2. Average the left and right reference pixel mean values.
3. Subtract each mean from all pixels that the mean is representative of, i.e., by amplifier and using the odd mean for the odd row pixels and even mean for even row pixels if this option is selected.
4. Add the first group of each integration back to each group.

At the end of the refpix step, the S_REFPIX keyword is set to “COMPLETE”.

NIRCam Frame 0

If a frame zero data cube is present in the input data, the image corresponding to each integration is corrected in the same way as the regular science data and passed along to subsequent pipeline steps.

Subarrays

Subarrays are treated slightly differently. Once again, the data are flipped and/or rotated to convert to the detector frame.

NIR Data

Single amplifier readout (NOUTPUTS=1)

If the odd_even_columns flag is set to True, then the clipped means of all reference pixels in odd-numbered columns and those in even numbered columns are calculated separately, and subtracted from their respective data columns. If the flag is False, then a single clipped mean is calculated from all of the reference pixels in each group and subtracted from each pixel.

Note

In subarray data, reference pixels are identified by the PIXELDQ array having the value of “REFERENCE_PIXEL” (see Data Quality Flags). These values are populated when the dq_init step is run, so it is important to run that step before running the refpix step on subarray data.

Additionally, certain NIRSpec subarrays (SUB32, SUB512, and SUB512S) do not include any physical reference pixels in their readouts. For these subarrays, the first and last four image columns should not receive any incoming light with the filter + grating combinations for which they are approved for use, hence they can be used in place of actual reference pixels. The step assigns the “REFERENCE_PIXEL” DQ flag to these image columns, which then causes them to be used to perform the reference pixel correction.

If the science dataset has at least 1 group with no valid reference pixels, the step is skipped and the S_REFPIX header keyword is set to ‘SKIPPED’.

The use_side_ref_pixels, side_smoothing_length, side_gain, and odd_even_rows parameters are ignored for these types of data.

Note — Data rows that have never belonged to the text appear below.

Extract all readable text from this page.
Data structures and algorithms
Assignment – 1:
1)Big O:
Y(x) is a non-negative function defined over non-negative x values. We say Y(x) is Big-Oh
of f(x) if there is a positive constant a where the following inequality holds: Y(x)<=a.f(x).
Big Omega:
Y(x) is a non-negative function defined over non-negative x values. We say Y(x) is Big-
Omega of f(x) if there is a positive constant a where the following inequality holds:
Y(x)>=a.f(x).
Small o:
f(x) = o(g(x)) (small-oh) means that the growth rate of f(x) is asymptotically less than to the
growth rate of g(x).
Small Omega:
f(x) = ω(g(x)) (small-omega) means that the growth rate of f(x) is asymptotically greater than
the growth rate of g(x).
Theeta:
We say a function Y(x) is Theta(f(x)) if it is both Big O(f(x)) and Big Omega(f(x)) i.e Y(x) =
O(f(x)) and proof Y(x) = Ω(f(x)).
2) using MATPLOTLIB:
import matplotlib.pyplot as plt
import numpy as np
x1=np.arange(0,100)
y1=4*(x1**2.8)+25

4 amplifier readout (NOUTPUTS=4)

If the NOUTPUTS keyword is 4 for a subarray exposure, then the data are calibrated the same as for full-frame exposures. The top/bottom reference values are obtained from available reference pixel regions, and the side reference values are used if available. If only 1 of the top/bottom or side reference regions are available, they are used, whereas if both are available they are averaged. If there are no top/bottom or side reference pixels available, then that part of the correction is omitted. The routine will log which parameters are valid according to whether valid reference pixels exist.

MIRI Data

The refpix correction is skipped by default for MIRI data.

NIRSpec IRS2 Readout Mode

This section describes – in a nutshell – the procedure for applying the reference pixel correction for data read out using the IRS2 readout pattern. See the JdoxIRS2 page for for an overview, and see Rauscher2017 for details.

The raw data include both the science data and interleaved reference pixel values. The time to read out the entire detector includes not only the time to read each pixel of science (“normal”) data and some of the reference pixels, but also time for the transition between reading normal data and reference pixels, as well as additional overhead at the end of each row and between frames. For example, it takes the same length of time to jump from reading normal pixels to reading reference pixels as it does to read one pixel value, about ten microseconds.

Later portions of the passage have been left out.